Da qualche anno a questa parte ho deciso di non fare la classica lista di letture consigliate per gli acquisti di Natale. Tanto più che se vi serve un consiglio per comprare un libro da regalare significa che forse non conoscete bene quella persona e quindi non è il caso di mettergli un libro sotto l’albero. Ma a parte queste considerazioni personali mi auguro che dopo aver letto questa recensione, se sarete tra gli scaffali di una libreria, in preda agli spasmi di un acquisto compulsivo o, per l’appunto, indirizzati verso un regalo da fare a qualcuno (magari a voi stessi), beh, mi auguro che vi venga voglia di prendere in mano “Il volontario” di Salvatore Scibona e di sfogliarlo, di leggerne qualche pagina a caso e di fare come è successo a me, innamorarmene.
Il libro, per quel che mi riguarda parte in un modo tecnicamente perfetto, lasciando cioè delle strade aperte che all’apparenza sembrano non chiudersi, ma che alla fine rendono il libro davvero perfetto. La prima quella del ragazzino in aereoporto che parla una lingua incomprensibile, la seconda quella del soldato che lo va a prendere e viene colto dal panico e poi si parte sul serio con la storia de “Il volontario“, Vollie.
Scibona ci fa seguire le avventure di Vollie, dalla famiglia anonima in cui è nato, al Vietnam, dalle missioni suicide ai servizi segreti, dall’anonimato imposto dal ruolo alla comune fondata sull’amore libero, dall’amore libero alla violenza, ce le fa seguire facendoci immergere nella storia grazie ad una lingua che si rivela essere, fin dall’inizio, avvolgente. Tanto per capirci, avete presente quando fuori la temperatura è sotto zero, voi uscite di casa di mattina, quando è ancora buio, la brina ha imbiancato i prati e i campi e voi state letteralmente ghiacciando? Ecco, immaginatevi che qualcuno vi dia una calda sciarpa di lana lavata da poco, profumata e soffice…questo è l’effetto che ha fatto su di me la scrittura di Salvatore Scibona.

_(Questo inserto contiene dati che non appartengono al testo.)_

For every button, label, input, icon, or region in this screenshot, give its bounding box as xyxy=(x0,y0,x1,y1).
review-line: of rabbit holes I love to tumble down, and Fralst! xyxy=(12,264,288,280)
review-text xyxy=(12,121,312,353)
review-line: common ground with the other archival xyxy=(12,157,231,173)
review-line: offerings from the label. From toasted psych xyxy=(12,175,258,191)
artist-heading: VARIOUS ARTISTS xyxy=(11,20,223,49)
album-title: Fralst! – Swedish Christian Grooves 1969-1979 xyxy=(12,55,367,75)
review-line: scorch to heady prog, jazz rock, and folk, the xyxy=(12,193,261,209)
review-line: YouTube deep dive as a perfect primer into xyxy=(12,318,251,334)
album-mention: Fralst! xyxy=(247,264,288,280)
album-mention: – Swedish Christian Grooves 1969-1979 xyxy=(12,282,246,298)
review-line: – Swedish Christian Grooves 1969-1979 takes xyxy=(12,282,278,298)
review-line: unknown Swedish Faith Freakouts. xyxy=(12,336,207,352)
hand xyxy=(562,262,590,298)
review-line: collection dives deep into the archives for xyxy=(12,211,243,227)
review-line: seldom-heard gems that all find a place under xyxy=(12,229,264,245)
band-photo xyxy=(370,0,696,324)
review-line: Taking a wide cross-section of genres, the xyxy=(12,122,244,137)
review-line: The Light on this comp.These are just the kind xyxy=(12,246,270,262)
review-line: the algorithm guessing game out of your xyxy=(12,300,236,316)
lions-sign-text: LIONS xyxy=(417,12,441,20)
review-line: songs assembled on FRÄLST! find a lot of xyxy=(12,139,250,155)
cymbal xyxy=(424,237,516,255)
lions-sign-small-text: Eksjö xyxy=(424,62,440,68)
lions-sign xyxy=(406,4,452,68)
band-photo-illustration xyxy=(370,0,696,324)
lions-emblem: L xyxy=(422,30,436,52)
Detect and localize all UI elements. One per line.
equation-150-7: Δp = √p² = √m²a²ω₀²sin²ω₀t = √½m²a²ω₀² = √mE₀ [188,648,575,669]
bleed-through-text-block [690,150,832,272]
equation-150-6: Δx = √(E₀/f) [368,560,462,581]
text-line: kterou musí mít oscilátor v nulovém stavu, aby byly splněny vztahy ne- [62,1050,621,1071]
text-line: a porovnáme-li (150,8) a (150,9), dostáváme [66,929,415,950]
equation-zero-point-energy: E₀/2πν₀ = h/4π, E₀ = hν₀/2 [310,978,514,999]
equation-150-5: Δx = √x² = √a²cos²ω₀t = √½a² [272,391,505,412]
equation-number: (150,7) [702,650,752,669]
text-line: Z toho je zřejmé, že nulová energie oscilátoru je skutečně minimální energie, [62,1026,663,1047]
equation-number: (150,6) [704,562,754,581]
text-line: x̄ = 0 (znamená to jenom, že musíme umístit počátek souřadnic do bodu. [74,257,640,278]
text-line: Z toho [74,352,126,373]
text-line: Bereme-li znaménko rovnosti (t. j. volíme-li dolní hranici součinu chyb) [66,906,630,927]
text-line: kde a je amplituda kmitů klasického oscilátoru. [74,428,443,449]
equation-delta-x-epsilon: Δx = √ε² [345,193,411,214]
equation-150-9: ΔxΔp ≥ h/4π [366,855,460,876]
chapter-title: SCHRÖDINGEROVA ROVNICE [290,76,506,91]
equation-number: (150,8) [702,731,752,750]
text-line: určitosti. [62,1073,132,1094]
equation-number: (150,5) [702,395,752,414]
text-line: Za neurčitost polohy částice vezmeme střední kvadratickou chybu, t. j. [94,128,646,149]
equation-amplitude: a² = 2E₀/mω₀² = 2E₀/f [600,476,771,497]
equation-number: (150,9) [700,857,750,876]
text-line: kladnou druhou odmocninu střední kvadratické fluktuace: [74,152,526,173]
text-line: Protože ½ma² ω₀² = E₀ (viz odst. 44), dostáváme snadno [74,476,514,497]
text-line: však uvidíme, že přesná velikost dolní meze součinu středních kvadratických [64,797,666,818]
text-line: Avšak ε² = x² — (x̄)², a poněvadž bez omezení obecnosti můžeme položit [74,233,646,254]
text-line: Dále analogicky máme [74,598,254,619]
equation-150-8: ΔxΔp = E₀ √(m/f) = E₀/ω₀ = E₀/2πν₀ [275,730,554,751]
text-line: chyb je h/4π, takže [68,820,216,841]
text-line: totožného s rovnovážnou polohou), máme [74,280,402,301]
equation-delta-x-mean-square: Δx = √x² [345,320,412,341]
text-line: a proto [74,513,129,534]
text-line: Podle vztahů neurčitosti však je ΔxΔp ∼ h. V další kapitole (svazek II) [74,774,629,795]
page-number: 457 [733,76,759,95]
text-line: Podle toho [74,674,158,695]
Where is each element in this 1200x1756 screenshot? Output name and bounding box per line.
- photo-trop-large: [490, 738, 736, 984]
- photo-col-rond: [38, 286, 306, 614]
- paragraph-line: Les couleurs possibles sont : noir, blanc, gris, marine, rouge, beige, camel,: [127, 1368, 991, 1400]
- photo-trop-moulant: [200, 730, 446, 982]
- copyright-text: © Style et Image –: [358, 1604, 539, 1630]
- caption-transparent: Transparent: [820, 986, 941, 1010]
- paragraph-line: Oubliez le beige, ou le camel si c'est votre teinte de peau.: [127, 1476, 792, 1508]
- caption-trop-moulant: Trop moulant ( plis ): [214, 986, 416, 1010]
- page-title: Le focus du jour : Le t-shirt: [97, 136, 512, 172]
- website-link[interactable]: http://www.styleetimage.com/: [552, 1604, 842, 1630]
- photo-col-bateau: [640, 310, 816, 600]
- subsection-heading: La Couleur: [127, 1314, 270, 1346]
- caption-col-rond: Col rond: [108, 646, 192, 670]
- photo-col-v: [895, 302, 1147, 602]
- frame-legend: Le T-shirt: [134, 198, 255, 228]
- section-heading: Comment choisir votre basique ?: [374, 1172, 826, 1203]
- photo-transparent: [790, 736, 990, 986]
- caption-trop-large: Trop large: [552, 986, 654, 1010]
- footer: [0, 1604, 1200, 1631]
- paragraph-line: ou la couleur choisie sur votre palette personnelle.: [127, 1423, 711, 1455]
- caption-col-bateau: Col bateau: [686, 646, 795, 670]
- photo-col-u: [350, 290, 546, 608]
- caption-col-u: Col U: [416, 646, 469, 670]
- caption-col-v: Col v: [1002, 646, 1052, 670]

“Il volontario” è un libro avvincente, un libro difficile da mettere giù dopo averlo iniziato. C’è nelle sue pagine un livello di analisi della società americana davvero profondo. Partendo da quando Vollie decide di fuggire da casa e arruolarsi, come se l’idea di andare in un paese straniero e uccidere o farsi uccidere in nome di ideali ben poco chiari fosse molto più coinvolgente dell’idea di restarsene a casa propria e dedicare una vita di sacrifici alla terra e alla famiglia. Ma anche l’esperienza stessa del Vietnam viene vista sotto uno sguardo acuto, la determinazione della vergogna per aver partecipato ad un conflitto impopolare, l’essere costretto a rifarsi un nome per non dover affrontare gli sguardi severi dei compatrioti rimasti a casa. Ma, sia ben chiaro, questo non è un semplice libro sul Vietnam, è un libro che affronta le relazioni umane a un livello più alto, un livello che ingloba il conflitto in tutte le sue sfumature.
Tutto in questo libro mi fa dire: leggetelo. A partire dall’ipnotica copertina fino ad arrivare alla traduzione di Michele Martino. Quindi, fermo restando il vostro diritto di comprare e non comprare ciò che preferite, vi suggerisco solo di afferrare il libro, aprirlo a caso, leggerne un paio di pagine e poi trarre le vostre conclusioni che, sono sicuro, saranno molto simili alle mie.
Salvatore Scibona è nato a Cleveland, Ohio, nel 1975. Con il suo romanzo d’esordio, La fine (66thand2nd, 2011), è stato inserito nei 20 Under 40 del «New Yorker» e nella shortlist del National Book Award. Si è aggiudicato il Young Lions Fiction Award, il Pushcart Prize, l’O. Henry Award e il Whiting Award, oltre a ricevere un Guggenheim Fellowship. Attualmente dirige il Dorothy and Lewis B. Cullman Center for Scholars and Writers della New York Public Library.